Bioshock Movie Plans Officially Dead

Bioshock is one of the many potential video game adaptation we've talked about over the years, usually in the context of "someone wants it to happen, but there's nothing going just yet." Yes, for a while Pirates of the Caribbean director Gore Verbinski was planning to make it, but nearly as soon as he made the commitment the project stalled out. Even when director Juan Carlos Fresnadillo was hired to replace him, Verbinski stuck around as producer to tamp down our hopes, explaining that an expensive R-rated movie was a hard thing to get made in this world.

It's been nearly two years since Irrational Games creative director Ken Levine was out there promising the movie was still possible, and in that time, the wind seems to have finally gone out of his sails. Talking to Eurogamer.net, Levine admitted that he personally killed the Bioshock project, and that the entire idea has been dicey since back in 2009-- when Watchmen, of all things, sealed its fate:

"My theory is that Gore wanted to make a hard R film - which is like a 17/18 plus, where you can have blood and naked girls. Well, I don't think he wanted naked girls. But he wanted a lot of blood. Then Watchmen came out, and it didn't do well for whatever reason. The studio then got cold feet about making an R rated $200 million film, and they said what if it was a $80 million film - and Gore didn't want to make a $80 million film.

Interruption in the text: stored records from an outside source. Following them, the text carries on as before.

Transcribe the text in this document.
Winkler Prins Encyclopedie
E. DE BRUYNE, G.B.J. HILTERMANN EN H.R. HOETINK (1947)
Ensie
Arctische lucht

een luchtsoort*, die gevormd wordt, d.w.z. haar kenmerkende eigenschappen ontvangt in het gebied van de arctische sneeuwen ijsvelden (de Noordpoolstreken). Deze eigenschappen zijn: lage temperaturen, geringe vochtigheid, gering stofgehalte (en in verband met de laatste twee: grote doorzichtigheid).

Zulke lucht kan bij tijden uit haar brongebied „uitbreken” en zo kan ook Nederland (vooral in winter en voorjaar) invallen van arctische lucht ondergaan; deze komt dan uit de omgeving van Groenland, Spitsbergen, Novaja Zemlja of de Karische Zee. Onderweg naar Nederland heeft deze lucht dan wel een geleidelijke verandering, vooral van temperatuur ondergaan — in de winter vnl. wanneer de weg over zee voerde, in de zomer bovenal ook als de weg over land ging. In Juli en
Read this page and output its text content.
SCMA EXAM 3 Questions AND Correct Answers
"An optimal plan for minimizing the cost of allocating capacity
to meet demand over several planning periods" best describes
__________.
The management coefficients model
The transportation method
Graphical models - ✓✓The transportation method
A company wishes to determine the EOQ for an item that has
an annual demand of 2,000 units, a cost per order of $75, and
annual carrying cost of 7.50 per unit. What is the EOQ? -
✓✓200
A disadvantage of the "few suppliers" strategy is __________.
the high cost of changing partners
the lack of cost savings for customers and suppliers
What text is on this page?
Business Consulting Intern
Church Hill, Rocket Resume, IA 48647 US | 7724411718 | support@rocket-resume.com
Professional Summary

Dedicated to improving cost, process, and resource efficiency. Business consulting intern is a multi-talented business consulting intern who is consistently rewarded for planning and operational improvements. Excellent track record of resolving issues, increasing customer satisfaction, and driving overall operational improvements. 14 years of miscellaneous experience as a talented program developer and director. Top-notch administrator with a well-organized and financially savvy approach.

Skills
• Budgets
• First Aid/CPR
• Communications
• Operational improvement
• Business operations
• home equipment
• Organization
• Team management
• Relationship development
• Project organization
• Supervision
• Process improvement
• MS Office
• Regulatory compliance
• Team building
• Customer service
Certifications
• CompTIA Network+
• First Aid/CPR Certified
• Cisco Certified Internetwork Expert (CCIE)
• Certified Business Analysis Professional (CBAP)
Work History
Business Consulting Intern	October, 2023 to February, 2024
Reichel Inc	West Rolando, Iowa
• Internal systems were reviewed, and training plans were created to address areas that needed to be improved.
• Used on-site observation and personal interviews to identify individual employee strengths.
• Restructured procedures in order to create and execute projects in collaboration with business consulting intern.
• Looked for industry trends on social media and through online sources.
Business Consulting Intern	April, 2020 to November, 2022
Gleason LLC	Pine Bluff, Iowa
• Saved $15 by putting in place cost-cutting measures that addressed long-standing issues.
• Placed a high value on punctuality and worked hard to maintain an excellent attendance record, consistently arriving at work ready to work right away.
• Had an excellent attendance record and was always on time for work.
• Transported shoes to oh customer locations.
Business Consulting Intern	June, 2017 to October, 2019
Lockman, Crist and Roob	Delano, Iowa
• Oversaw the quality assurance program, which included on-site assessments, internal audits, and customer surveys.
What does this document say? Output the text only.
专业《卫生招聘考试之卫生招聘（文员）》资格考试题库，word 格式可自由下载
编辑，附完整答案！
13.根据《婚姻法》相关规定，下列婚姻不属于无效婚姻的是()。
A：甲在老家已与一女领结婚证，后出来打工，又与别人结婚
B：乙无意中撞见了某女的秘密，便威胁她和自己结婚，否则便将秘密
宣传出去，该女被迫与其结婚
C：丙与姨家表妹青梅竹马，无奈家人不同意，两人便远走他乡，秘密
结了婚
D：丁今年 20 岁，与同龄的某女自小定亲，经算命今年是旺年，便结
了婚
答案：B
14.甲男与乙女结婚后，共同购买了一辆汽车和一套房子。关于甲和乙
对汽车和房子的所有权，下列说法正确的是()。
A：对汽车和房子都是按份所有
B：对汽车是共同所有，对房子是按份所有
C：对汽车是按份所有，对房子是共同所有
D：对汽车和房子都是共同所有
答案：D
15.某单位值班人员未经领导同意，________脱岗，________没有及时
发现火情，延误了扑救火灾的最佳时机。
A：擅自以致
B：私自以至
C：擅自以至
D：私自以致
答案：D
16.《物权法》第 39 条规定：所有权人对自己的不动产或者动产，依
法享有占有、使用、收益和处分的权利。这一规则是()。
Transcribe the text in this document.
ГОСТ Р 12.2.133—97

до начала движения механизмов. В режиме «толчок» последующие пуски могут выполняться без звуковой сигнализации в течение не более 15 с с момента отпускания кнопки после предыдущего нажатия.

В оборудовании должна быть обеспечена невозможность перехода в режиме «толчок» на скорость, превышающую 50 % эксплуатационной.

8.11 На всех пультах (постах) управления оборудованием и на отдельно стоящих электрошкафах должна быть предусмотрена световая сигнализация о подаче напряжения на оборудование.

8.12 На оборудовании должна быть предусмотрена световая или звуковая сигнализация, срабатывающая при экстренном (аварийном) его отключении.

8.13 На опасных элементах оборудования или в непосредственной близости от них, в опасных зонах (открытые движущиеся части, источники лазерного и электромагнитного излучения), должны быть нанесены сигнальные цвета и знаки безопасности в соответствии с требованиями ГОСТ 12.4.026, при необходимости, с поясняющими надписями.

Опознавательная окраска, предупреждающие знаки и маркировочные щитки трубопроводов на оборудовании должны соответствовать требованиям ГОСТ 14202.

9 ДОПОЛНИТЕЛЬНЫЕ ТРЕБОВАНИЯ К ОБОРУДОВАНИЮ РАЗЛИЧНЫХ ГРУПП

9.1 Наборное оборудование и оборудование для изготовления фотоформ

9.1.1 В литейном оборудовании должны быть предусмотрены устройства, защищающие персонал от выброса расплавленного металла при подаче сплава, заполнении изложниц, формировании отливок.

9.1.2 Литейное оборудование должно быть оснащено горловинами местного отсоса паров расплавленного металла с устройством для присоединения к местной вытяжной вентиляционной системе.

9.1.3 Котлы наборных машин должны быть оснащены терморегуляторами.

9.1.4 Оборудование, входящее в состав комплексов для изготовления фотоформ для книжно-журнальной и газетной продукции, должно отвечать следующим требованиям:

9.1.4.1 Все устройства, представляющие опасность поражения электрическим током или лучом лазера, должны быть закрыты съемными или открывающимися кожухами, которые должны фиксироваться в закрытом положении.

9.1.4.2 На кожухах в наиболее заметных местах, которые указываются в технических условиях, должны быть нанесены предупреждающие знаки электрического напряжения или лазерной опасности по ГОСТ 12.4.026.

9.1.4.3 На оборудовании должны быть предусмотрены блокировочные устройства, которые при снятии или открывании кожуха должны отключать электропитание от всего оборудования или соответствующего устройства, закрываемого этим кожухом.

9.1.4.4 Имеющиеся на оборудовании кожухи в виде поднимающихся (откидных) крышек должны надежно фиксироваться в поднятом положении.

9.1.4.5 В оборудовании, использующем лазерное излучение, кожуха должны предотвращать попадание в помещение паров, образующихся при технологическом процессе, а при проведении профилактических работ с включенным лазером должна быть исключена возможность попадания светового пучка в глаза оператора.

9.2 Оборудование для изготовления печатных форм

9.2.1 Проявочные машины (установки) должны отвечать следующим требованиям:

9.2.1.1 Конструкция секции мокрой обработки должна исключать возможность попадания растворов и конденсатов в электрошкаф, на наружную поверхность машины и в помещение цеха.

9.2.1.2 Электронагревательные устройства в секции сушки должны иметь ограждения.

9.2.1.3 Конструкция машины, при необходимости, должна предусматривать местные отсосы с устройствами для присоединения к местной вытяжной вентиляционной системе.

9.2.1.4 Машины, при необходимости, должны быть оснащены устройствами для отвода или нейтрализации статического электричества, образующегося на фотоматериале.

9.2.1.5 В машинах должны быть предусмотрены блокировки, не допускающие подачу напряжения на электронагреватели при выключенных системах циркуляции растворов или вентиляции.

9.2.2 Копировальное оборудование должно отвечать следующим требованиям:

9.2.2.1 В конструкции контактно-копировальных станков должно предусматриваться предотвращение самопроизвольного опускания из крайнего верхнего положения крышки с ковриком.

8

After Verbinski's departure Fresnadillo was brought in, and Levine says "I didn't really see the match there." Given the power to call off the project, Levine did just that, though he doesn't explain why he was still talking up the movie's potential nearly two years after Fresnadillo was hired. Even though Hollywood was far from given up on their efforts to make the first genuinely good video game movie, it can't be hard for a smart video game executive to see the writing on the wall and get out of that side of the business. But the moment some other hard-R video game adaptation manages to be a success, I'd bet serious money we'll start hearing this talk start up all over again. And if you want to keep the dream alive personally, you can always go back and peruse these fan-made posters and hope someone in charge might pay attention… someday.